(no title)
brebla
|
9 years ago
Yes. Completely irrational. I can secure $60k+ in a matter of hours to purchase a new Tesla or Merc. Drive it off the lot and suddenly worth less than the loan. Real Estate, however, can take 45 days to close a loan when the projected value of the asset is surely positive. Antiquated and balkanized title process and (I suspect) unhealthy regulatory requirements are a bog. From there, I think it is simply inefficiencies in the lenders' operations. Would love an insider's take.
Domenic_S|9 years ago
It also gives the sellers time to find a new place/get packed and moved.
The lender gets their ducks in a row because they're going to package and sell the loan, and there are lots of compliance issues to jump thru to get it sold (properly) after what happened during the crash. Lenders are very careful now, verifying down payment sources, income, credit, etc.
I also did cars for a while and I can tell you most (all?) in-house car financing is provisional, and they do the hard work AFTER you drive off the lot. They like it this way because once you've parked that shiny car in your driveway and shown your friends, you'll work hard to keep it should something come up with the financing. If it doesn't work out they can (at worst) tow the car back to the lot. Not quite that easy with a house ;)
brebla|9 years ago
TomVDB|9 years ago
We made an offer on $2.2M house last year in July, and needed a $1.3M mortgage and $500k HELOC (so $400k down.)
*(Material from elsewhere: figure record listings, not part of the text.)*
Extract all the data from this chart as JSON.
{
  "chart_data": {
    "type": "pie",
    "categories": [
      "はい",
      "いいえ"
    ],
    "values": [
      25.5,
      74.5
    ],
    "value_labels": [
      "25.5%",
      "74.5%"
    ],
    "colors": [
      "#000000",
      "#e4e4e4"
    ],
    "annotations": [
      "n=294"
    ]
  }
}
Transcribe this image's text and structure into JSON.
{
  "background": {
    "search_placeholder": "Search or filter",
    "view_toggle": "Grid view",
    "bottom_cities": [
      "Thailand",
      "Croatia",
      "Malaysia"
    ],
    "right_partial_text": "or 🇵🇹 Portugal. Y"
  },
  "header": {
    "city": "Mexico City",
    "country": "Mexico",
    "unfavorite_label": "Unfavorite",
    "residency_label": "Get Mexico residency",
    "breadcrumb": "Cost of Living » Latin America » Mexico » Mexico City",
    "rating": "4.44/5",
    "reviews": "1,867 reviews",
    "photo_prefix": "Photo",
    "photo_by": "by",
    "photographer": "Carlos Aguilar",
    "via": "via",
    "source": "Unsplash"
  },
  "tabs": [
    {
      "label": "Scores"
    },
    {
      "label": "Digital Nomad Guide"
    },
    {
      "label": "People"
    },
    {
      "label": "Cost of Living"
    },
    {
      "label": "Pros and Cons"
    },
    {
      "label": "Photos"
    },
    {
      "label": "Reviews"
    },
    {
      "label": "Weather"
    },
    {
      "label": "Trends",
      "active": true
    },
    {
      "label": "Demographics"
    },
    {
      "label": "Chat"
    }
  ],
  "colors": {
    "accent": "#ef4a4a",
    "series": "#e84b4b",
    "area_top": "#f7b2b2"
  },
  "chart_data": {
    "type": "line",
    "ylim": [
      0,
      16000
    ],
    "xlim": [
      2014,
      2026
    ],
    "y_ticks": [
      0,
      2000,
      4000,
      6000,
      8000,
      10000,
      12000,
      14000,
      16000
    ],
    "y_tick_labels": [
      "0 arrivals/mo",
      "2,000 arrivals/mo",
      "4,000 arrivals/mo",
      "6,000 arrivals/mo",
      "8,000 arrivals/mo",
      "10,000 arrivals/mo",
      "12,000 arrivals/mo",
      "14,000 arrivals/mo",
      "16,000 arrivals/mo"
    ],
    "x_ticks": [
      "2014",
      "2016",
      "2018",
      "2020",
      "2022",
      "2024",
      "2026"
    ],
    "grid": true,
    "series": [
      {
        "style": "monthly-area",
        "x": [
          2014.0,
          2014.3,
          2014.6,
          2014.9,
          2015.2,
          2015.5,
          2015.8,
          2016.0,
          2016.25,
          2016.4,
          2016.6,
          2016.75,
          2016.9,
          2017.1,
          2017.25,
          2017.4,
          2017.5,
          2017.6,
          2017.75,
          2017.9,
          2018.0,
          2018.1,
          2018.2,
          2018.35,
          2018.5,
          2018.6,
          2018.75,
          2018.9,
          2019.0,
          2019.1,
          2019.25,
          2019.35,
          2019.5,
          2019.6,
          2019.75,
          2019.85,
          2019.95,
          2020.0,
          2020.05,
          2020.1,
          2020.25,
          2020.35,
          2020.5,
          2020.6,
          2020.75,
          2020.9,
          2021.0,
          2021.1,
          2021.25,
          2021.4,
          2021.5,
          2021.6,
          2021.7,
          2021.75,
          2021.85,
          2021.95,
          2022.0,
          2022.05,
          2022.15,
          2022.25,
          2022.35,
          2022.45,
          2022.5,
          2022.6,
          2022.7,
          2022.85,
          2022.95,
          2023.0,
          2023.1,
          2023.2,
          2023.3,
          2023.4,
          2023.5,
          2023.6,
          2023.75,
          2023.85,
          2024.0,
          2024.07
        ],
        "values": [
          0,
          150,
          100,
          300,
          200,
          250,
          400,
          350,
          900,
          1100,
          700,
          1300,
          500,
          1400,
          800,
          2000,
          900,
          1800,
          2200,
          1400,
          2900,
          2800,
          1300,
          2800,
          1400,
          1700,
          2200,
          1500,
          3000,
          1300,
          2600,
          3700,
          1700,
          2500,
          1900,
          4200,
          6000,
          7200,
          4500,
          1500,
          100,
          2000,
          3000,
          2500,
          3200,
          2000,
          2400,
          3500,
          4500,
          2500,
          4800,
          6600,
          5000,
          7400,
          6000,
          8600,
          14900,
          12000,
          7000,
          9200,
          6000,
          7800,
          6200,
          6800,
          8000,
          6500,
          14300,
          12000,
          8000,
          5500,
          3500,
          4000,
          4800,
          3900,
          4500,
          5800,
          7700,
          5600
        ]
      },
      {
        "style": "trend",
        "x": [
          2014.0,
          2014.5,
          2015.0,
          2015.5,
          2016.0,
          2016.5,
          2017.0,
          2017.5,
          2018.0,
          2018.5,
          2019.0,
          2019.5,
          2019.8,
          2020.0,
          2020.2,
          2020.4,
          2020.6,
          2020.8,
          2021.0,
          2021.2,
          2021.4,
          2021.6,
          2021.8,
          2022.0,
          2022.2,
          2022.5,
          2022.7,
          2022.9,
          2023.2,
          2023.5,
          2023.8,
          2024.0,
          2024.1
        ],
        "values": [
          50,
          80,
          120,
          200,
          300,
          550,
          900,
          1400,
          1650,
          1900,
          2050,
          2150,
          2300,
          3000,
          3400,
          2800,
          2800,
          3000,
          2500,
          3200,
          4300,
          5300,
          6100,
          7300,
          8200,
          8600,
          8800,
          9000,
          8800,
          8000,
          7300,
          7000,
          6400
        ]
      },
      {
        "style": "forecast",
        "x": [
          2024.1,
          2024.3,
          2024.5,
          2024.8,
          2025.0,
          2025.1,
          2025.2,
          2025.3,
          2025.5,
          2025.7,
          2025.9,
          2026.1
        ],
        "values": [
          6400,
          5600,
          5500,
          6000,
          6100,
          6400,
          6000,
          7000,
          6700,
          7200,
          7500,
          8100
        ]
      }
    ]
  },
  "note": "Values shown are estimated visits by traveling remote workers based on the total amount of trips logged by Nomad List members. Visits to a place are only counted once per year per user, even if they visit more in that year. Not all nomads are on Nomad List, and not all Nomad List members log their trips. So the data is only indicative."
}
We had a fantastic agent at Wells Fargo who promised he could pull it off in 15 days, at which point we'd leave on a 3 week vacation out of country.
We signed 13 days later. The guy would call us at 10pm asking for more documentation when more information was needed.
However, we had to send a copy of our plane tickets to prove to approvers further down the pipeline that there was a justifiable need for urgency.